"Kid Shelleen" wrote on the Fellowship of Friends Discussion blog, March 26, 2007:
A story:
The last teaching dinner I attended with Robert was in August 1999. He had just started (I think) having dinners where there were 44 students in attendance. Dinners I attended before this usually accommodated around sixteen or so students. It was also the first time I had to pay to have dinner with him in the fifteen years I had been in the school.
When I made my annual pilgrimage to Ren/Apol/Is that summer, I was already ninety percent sure I was going to leave. Many of the fof teachings had started to ring false in my ears. I wanted to root out my own superstitious beliefs and stop what had become, for me, a strain of fellowship fundamentalism in my thinking.

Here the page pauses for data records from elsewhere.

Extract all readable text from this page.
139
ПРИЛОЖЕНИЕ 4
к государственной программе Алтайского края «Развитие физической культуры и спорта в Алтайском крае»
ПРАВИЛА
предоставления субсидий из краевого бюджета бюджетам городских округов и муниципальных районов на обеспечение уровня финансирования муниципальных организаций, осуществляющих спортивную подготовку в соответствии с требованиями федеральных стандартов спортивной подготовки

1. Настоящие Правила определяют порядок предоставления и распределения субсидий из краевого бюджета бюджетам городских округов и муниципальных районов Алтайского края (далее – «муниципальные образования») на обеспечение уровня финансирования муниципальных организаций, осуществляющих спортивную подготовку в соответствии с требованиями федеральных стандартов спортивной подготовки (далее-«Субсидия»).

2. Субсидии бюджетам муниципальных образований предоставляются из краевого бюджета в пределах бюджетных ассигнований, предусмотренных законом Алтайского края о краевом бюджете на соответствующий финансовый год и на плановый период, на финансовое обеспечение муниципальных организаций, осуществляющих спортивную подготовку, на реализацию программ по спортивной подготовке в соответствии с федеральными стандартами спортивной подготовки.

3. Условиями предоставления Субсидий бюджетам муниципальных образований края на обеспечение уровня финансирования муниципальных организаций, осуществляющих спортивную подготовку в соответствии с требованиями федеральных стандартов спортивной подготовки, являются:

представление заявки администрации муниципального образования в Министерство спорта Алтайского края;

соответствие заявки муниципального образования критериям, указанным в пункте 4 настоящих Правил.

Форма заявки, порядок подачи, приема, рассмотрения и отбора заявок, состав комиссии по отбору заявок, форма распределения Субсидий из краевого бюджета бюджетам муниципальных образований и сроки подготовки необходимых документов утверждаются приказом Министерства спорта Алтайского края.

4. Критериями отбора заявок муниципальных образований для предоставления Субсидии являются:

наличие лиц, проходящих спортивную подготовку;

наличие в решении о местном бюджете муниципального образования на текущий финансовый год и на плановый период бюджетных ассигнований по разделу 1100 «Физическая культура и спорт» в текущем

At the same time, I thought I’d give it one more go round just to see if I was missing something. Being the partially brain-washed student, I was naturally wondering if I hadn’t made enough of the right kinds of efforts. After all, I had put the school into my life and not put my life into the school. I was a member of an outlying center, married to a life person, with no intention or desire to move to the foothills. To top it all off, I still expressed negativity on a regular basis.
Still, perhaps with this trip, I would find an omen or some sort of sign to give my decision credence. What a naive mess I was!
So, I show up to the dinner feeling an incredible mixture of anxiety and expectation. Part of me is hoping to hear a single idea or experience a higher state to prove that staying is worth my time. What happened at that dinner still strikes me as strange and still makes me laugh.
Robert spent almost the entire dinner going on and on about John Kennedy Jr.’s plane crash, the Kennedys as America’s royal family, etc.; seemingly straight out of People magazine. Once he started in on the topic, it seemed to influence the questions students had for him. When he wasn’t talking about the Kennedys he spoke of another fourth way teaching topic: golf. The subject matter and the fact that he was becoming very hard of hearing at this point, needing every question and comment from the participants restated by the student seated next to him, left me with the impression that I was having dinner with a doddering, old Uncle at his Ultra-posh country club. It was time for me to leave.
I’m sure there are as many interpretations of this story as there are readers of it. Perhaps the reader will project there own inner conflicts and understandings onto the story and create their own moral. Be my guest.